Open items for PM (Fahim)

  1. status_final_score field — what does this store? Is it a numeric composite of the four marker statuses, or something else? Is it displayed to the surveyor?
  2. BMI age boundary at 18 — is a member aged exactly 18 classified as adult (kg/m²) or adolescent (Z-score)? The doctype has both fields; which one takes priority at 18?
  3. “Do you want 3rd follow-up?” as a standalone field — should this be added as an explicit Yes/No field in the doctype, or is it implied by the surveyor’s fu_current_status selection?
  4. Follow-up 2 and 3 sub-fields — confirm the complete list: medication adherence (Yes/No), side effects (which multi-select options?), diet plan (Yes/No), health education session (Yes/No). Are these all mandatory?
  5. Re-screening raw values — should RS HB Value, RS SBP, RS DBP, and RS RBS be stored as numeric fields (for trend analysis over time) in addition to the computed status labels?

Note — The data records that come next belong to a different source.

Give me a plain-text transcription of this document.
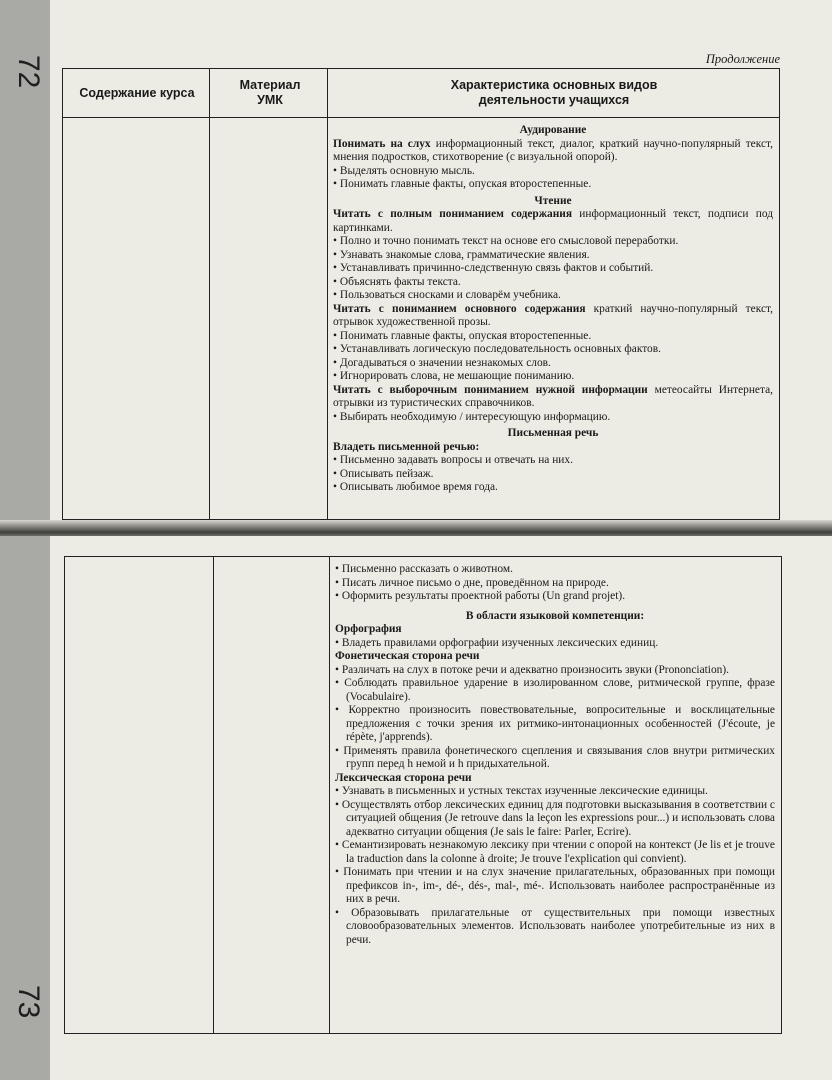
72	Продолжение
Содержание курса
Материал
УМК
Характеристика основных видов
деятельности учащихся
Аудирование
Понимать на слух информационный текст, диалог, краткий научно-популярный текст, мнения подростков, стихотворение (с визуальной опорой).
• Выделять основную мысль.
• Понимать главные факты, опуская второстепенные.
Чтение
Читать с полным пониманием содержания информационный текст, подписи под картинками.
• Полно и точно понимать текст на основе его смысловой переработки.
• Узнавать знакомые слова, грамматические явления.
• Устанавливать причинно-следственную связь фактов и событий.
• Объяснять факты текста.
• Пользоваться сносками и словарём учебника.
Читать с пониманием основного содержания краткий научно-популярный текст, отрывок художественной прозы.
• Понимать главные факты, опуская второстепенные.
• Устанавливать логическую последовательность основных фактов.
• Догадываться о значении незнакомых слов.
• Игнорировать слова, не мешающие пониманию.
Читать с выборочным пониманием нужной информации метеосайты Интернета, отрывки из туристических справочников.
• Выбирать необходимую / интересующую информацию.
Письменная речь
Владеть письменной речью:
• Письменно задавать вопросы и отвечать на них.
• Описывать пейзаж.
• Описывать любимое время года.
73
• Письменно рассказать о животном.
• Писать личное письмо о дне, проведённом на природе.
• Оформить результаты проектной работы (Un grand projet).
В области языковой компетенции:
Орфография
• Владеть правилами орфографии изученных лексических единиц.
Фонетическая сторона речи
• Различать на слух в потоке речи и адекватно произносить звуки (Prononciation).
• Соблюдать правильное ударение в изолированном слове, ритмической группе, фразе (Vocabulaire).
• Корректно произносить повествовательные, вопросительные и восклицательные предложения с точки зрения их ритмико-интонационных особенностей (J'écoute, je répète, j'apprends).
• Применять правила фонетического сцепления и связывания слов внутри ритмических групп перед h немой и h придыхательной.
Лексическая сторона речи
• Узнавать в письменных и устных текстах изученные лексические единицы.
• Осуществлять отбор лексических единиц для подготовки высказывания в соответствии с ситуацией общения (Je retrouve dans la leçon les expressions pour...) и использовать слова адекватно ситуации общения (Je sais le faire: Parler, Ecrire).
• Семантизировать незнакомую лексику при чтении с опорой на контекст (Je lis et je trouve la traduction dans la colonne à droite; Je trouve l'explication qui convient).
• Понимать при чтении и на слух значение прилагательных, образованных при помощи префиксов in-, im-, dé-, dés-, mal-, mé-. Использовать наиболее распространённые из них в речи.
• Образовывать прилагательные от существительных при помощи известных словообразовательных элементов. Использовать наиболее употребительные из них в речи.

  6. Referral failure reason options — what are the valid options for “reason referral couldn’t be completed”? The video showed one example (“lab facility not available”). Full list needed.

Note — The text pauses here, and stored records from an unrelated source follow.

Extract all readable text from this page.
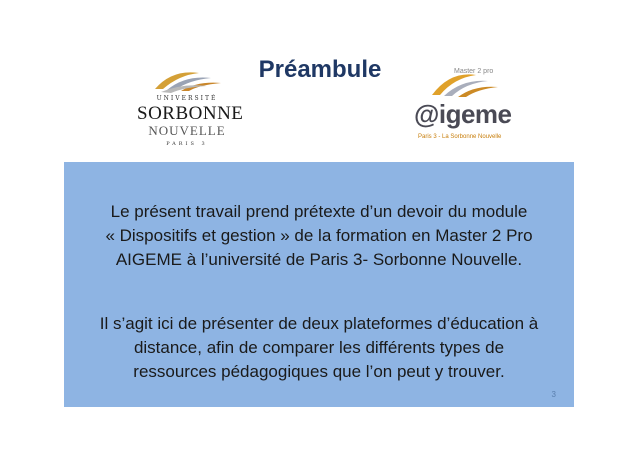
Préambule
UNIVERSITÉ
SORBONNE
NOUVELLE
PARIS 3
Master 2 pro
@igeme
Paris 3 - La Sorbonne Nouvelle
Le présent travail prend prétexte d’un devoir du module
« Dispositifs et gestion » de la formation en Master 2 Pro
AIGEME à l’université de Paris 3- Sorbonne Nouvelle.
Il s’agit ici de présenter de deux plateformes d’éducation à
distance, afin de comparer les différents types de
ressources pédagogiques que l’on peut y trouver.
3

  7. Expressed illness options — what ailments are in the multi-select list for express_illness? Is this a fixed set or a configurable master?
  8. BP combined status rule — the video shows bp1_systolic_stage, bp1_diastolic_stage, bp2_systolic_stage, bp2_diastolic_stage as four separate staged readings that roll up to bp_status. Confirm: is the final bp_status the maximum stage across all four readings, or the max of the two readings (each reading being the max of its systolic vs diastolic)?

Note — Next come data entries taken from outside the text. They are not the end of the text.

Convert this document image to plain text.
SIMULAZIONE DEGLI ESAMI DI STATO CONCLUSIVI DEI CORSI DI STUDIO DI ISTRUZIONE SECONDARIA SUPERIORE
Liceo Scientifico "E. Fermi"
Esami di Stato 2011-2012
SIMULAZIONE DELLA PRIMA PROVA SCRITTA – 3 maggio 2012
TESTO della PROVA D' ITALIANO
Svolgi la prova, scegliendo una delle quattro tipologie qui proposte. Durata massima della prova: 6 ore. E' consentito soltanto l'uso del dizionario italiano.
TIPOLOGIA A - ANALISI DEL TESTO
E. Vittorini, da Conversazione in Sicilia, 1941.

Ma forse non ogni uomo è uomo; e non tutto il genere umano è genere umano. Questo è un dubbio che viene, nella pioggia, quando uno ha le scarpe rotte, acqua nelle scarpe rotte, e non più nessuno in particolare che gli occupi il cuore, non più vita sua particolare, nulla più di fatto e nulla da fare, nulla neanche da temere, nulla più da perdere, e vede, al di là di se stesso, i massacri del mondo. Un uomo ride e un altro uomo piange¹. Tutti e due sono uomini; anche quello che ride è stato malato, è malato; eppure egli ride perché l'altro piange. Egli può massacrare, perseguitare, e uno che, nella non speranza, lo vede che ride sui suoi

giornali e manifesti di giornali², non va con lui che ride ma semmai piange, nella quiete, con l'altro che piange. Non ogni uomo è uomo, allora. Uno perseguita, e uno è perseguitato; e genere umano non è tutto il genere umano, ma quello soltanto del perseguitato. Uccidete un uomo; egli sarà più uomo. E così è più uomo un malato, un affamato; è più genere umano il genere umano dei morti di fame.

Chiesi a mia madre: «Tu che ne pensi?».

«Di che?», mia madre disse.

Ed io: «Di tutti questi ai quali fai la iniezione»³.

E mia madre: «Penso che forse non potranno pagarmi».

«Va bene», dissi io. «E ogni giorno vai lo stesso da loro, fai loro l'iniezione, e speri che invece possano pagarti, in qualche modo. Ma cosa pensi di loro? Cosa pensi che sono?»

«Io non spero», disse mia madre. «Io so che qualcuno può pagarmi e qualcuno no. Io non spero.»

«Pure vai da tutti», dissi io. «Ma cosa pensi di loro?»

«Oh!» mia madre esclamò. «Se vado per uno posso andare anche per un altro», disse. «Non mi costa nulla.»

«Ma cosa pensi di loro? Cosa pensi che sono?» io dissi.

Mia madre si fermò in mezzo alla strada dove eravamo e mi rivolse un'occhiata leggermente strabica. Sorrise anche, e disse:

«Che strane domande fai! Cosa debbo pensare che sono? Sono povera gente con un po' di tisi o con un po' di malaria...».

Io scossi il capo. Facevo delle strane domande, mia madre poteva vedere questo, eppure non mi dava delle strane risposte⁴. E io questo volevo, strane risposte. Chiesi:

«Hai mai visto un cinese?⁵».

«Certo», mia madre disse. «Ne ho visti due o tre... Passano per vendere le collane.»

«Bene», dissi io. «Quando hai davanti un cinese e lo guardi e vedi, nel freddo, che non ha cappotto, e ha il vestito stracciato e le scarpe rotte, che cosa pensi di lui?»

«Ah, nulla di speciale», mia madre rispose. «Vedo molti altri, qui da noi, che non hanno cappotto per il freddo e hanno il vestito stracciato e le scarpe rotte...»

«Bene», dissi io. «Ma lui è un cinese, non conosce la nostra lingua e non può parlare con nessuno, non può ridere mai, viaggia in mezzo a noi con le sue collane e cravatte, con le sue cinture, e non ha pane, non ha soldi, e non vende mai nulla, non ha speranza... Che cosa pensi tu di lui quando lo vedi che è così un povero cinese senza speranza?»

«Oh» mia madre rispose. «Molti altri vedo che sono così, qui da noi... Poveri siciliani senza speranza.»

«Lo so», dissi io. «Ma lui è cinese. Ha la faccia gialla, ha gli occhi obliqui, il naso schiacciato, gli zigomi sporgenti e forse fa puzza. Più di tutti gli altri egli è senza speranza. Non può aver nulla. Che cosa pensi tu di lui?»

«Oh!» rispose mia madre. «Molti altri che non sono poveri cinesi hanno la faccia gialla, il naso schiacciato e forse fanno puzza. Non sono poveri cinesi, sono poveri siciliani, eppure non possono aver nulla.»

  9. visibleWhen for in_prediabetic / in_diabetic HTML fields — V2 forms 1010 and 1011 disagree on the parent condition for these two interpretation banners (the known visibleWhen conflict logged in audit/out/visible_when_overrides.json). Which form’s rule should V3 use?
  10. Pregnant BMI — the HS_Logics sheet doesn’t list a separate BMI table for pregnant women (only a separate Hb threshold). Confirm: should pregnant women use the adult female BMI thresholds, or is BMI not assessed for pregnant members?

Source files

  • PM video: ~/Dhwani/video-walkthrough/ (Video 2.mp4, transcript.txt, INDEX_dense.md, frames_dense/)
  • HS_Logics spec: raw/pm-design/extracted/HS_Logics.md (thresholds)
  • Screenshot spec: pm-spec/2026-05-20/SPEC.md + pm-spec/2026-05-20/screenshots/hs_*.jpg
  • Doctype JSON: frappe-bench-swasti/apps/mform_swasti/mform_swasti/health/doctype/health_screening/health_screening.json
  • V2 audit patches: audit/out/health_screening.reqd.patch.json
  • V2 form JSON: raw/mform-forms/1010.json (initial), raw/mform-forms/1011.json (follow-up)

This note is the authority for Health Screening. Subsequent PM videos for other forms become notes 13–15.